Epidemiology and Etiology
- Worldwide prevalence: 100 million cases currently
- Most common in tropical and warm temperate regions, with ¾ of cases in Southeast Asia, Africa, and Western Pacific countries
Strongyloidiasis is caused by a parasitic infection by the roundworm (nematode) Strongyloides stercoralis. Roundworms are nonsegmented worms that can infect the GI tract, blood, or skin.
- The ability to “auto-infect” its host leads to chronic cases.
- Adult males: 0.9 mm (0.04 in) long, can be distinguished from females by size and presence of spicules (needle-like mating structure)
- Adult females: 2.0–2.5 mm (0.08–0.10 in) long
Life cycle of S. stercoralis
- Filariform larvae in contaminated soil penetrate human skin.

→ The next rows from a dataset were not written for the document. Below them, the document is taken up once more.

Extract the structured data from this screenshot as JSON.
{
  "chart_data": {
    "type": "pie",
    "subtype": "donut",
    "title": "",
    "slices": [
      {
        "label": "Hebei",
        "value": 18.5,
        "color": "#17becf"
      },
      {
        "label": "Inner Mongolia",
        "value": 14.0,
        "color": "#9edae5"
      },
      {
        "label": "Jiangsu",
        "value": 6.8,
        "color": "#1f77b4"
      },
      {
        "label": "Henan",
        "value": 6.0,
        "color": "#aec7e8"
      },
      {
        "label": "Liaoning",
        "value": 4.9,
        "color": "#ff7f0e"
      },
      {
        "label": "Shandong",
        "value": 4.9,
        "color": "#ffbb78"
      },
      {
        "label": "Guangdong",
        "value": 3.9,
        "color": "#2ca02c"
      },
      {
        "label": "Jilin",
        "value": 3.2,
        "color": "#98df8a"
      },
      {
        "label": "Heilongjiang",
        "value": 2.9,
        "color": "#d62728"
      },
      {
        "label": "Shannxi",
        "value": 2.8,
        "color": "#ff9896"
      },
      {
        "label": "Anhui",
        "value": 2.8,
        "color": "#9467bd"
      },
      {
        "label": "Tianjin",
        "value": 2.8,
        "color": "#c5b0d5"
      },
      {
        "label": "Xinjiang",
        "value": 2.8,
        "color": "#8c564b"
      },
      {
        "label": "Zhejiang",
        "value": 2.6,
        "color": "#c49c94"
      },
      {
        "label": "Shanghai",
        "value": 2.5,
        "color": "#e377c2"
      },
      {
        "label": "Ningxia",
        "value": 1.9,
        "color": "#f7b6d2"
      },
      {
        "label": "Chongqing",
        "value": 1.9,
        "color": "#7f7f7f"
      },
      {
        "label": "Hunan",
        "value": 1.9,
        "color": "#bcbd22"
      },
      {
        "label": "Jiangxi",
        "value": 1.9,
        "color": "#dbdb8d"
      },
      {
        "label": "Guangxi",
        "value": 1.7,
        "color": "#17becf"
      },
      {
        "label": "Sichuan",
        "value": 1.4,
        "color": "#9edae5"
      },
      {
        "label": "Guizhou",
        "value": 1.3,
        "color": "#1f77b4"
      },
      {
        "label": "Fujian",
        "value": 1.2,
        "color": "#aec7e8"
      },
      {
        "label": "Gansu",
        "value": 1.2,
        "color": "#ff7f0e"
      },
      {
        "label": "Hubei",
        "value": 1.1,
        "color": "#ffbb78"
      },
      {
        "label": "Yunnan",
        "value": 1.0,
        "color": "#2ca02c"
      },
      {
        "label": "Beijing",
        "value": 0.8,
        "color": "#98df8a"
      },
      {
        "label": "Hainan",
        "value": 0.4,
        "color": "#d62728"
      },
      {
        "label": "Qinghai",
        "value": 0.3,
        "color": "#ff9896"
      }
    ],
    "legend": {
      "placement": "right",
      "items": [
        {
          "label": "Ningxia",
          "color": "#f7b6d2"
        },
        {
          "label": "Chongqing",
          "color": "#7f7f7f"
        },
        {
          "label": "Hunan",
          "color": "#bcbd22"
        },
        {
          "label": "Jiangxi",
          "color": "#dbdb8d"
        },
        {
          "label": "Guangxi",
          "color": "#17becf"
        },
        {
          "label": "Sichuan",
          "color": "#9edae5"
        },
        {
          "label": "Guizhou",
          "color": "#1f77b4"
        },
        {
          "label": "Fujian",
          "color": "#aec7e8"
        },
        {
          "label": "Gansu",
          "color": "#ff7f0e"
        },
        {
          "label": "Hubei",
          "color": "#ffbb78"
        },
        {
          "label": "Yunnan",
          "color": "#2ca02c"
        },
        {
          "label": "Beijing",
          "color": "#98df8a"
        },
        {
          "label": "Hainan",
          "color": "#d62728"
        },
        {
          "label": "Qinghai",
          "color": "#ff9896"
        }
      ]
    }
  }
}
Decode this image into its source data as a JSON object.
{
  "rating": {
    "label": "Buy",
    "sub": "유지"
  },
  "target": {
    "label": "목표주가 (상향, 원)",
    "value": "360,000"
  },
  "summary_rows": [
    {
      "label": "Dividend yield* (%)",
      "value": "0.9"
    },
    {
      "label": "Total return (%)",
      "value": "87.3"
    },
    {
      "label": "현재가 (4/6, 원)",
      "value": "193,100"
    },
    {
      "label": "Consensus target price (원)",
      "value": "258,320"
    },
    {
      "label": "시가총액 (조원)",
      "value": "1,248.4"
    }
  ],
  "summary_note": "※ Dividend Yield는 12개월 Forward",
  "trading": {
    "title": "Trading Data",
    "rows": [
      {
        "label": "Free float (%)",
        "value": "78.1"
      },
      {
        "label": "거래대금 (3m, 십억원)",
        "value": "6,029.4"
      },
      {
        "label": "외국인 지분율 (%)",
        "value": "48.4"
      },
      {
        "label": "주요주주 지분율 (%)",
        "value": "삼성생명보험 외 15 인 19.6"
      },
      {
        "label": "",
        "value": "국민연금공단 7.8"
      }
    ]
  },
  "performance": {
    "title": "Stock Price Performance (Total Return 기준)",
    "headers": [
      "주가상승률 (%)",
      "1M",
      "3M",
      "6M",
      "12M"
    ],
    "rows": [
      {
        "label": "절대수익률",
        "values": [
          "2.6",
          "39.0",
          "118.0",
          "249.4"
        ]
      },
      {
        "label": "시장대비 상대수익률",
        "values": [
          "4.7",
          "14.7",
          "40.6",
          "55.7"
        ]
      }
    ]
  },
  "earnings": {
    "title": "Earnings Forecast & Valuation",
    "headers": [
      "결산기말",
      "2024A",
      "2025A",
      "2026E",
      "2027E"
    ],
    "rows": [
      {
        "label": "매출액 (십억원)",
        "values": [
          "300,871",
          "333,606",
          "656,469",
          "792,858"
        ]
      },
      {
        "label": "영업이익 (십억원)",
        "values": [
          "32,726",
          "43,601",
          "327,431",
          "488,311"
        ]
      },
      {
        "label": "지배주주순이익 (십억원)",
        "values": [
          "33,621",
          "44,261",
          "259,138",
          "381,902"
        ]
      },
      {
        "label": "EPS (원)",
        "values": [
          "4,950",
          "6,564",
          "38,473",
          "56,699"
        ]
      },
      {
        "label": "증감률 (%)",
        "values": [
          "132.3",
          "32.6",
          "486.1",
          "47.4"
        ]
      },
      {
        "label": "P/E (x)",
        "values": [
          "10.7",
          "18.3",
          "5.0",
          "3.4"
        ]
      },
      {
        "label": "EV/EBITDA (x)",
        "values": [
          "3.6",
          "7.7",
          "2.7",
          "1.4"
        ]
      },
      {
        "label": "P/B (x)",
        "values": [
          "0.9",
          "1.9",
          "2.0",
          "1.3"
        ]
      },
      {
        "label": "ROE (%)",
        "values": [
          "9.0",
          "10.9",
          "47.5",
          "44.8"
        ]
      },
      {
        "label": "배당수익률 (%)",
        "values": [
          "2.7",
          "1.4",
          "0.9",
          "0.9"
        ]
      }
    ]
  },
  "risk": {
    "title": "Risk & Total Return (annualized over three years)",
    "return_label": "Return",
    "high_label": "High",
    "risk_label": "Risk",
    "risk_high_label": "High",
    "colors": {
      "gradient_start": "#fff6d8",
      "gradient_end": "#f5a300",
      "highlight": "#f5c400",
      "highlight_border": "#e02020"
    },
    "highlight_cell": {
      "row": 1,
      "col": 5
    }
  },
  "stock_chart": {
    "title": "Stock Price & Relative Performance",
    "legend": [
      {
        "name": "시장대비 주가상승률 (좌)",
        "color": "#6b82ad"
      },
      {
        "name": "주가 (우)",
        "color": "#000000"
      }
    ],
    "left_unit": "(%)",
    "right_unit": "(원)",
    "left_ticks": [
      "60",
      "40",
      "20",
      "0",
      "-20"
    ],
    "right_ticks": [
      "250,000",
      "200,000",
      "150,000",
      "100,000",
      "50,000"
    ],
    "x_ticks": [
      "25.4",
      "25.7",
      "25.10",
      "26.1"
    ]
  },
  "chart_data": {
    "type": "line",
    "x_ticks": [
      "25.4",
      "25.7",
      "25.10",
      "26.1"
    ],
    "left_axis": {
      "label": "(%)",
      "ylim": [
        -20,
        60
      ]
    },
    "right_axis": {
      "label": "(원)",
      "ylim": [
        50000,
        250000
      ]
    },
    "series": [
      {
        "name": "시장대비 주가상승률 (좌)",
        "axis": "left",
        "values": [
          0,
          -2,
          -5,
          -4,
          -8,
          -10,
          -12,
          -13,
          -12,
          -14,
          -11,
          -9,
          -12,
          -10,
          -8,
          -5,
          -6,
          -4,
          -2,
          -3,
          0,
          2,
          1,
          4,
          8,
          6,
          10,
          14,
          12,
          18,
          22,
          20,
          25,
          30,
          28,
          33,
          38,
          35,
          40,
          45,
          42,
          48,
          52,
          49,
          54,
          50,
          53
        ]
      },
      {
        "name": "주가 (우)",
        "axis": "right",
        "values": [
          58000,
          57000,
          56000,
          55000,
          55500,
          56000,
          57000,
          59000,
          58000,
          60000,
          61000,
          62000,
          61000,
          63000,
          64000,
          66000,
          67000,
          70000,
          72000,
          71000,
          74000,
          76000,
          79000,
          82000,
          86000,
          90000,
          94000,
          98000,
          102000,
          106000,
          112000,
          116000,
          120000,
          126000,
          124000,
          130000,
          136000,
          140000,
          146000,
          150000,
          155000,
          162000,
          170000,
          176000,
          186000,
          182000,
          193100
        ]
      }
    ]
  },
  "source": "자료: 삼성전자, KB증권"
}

- Larvae migrate through bloodstream and lymphatics to lungs.
- In lung parenchyma, larvae penetrate alveoli and migrate up trachea and larynx.
- Larvae are then swallowed by the host.
- Swallowed larvae enter GI tract.
- Larvae mature within mucosa of small intestine.
- Adult larvae produce eggs, which yield noninfectious, rhabditiform larvae that migrate to intestinal lumen and are excreted in feces.
- Autoinfection can occur in hosts with compromised immune systems:
- Noninfectious, rhabditiform larvae mature into infectious, filariform larvae within the intestine.
- Filariform larvae penetrate intestinal mucosa or perianal skin to migrate through bloodstream and lymphatics to restart infectious cycle.
- Humans (most common)
- Cats and dogs
- Most common: larvae found in contaminated sand or soil penetrate skin
- Fecal-oral transmission (less common)
Host risk factors
- Walking barefoot on contaminated soil
- Contact with human waste or sewage
- Occupations that increase contact with contaminated soil (farming and coal mining)
Phases of strongyloidiasis infection
Strongyloidiasis can cause both acute and chronic infection. Symptoms correlate with the migration of the larvae from the skin, lung, and intestine.
- Cutaneous phase: secondary to penetration of larvae into skin
- Maculopapular rash with serpiginous lesions (larva currens)
- Pulmonary phase: secondary to migration of larvae through bronchial tree and alveoli
- 1 week after skin penetration
- Löffler syndrome (pulmonary eosinophilia): transient respiratory disorder characterized by accumulation of eosinophils in lungs due to parasitic infection
- Dry cough
- Throat irritation
- GI phase: secondary to adult larvae within mucosa of small intestine
- 3–4 weeks after skin penetration
- Abdominal pain
- Diarrhea or constipation
- Hyperinfection syndrome: occurs due to acceleration of Strongyloides life cycle
- Excessive worm burden within traditional reproductive route (skin, lungs, and intestines)
- Occurs most often in immunosuppressed patients
- Disseminated strongyloidiasis: due to widespread dissemination of larvae outside traditional reproductive route, often involving liver, brain, heart, and urinary tract
- Altered mental status
- Focal seizures
- Chest pain
- Dyspnea (can progress to acute respiratory distress syndrome)
- Abdominal pain
- GI inflammation and hemorrhage
- Small bowel obstruction
Diagnosis and Management
Diagnosis requires a high clinical suspicion test, based on symptoms.
- Common finding in chronic infections
- Nonspecific finding
- Skin biopsy: may provide microscopic identification of mobile rhabditiform larvae
- Serologic studies
- Indirect immunofluorescence microscopy
- Stool studies: identify parasite in feces
- Endoscopy not routinely performed
- Anthelmintic medication:
- 1st line: ivermectin
- For complicated infections in immunosuppressed individuals, albendazole may be added.
- Treatment may need to be repeated for persistent infections.
- Use of footwear when walking outdoors, especially on soil or sand in endemic regions
- Proper sewage disposal and fecal management
- Pulmonary phase:
- Tuberculosis: pulmonary bacterial infection caused by Mycobacterium tuberculosis, which may present asymptomatically or with fever, weight loss, night sweats, hemoptysis, and productive cough.
- Ascariasis: infection caused by a parasitic roundworm, Ascaris lumbricoides. May present asymptomatically or with abdominal discomfort, bowel obstruction, and Löffler syndrome.
- GI phase:
- Crohn’s disease: inflammatory bowel disease characterized by inflammation of GI tract, presenting with signs of malabsorption, abdominal pain, and non-bloody, chronic diarrhea.
- Peptic ulcer disease: presence of 1 or more ulcerative lesions in stomach or lining of duodenum, presenting with dyspepsia. May progress with signs of GI bleeding.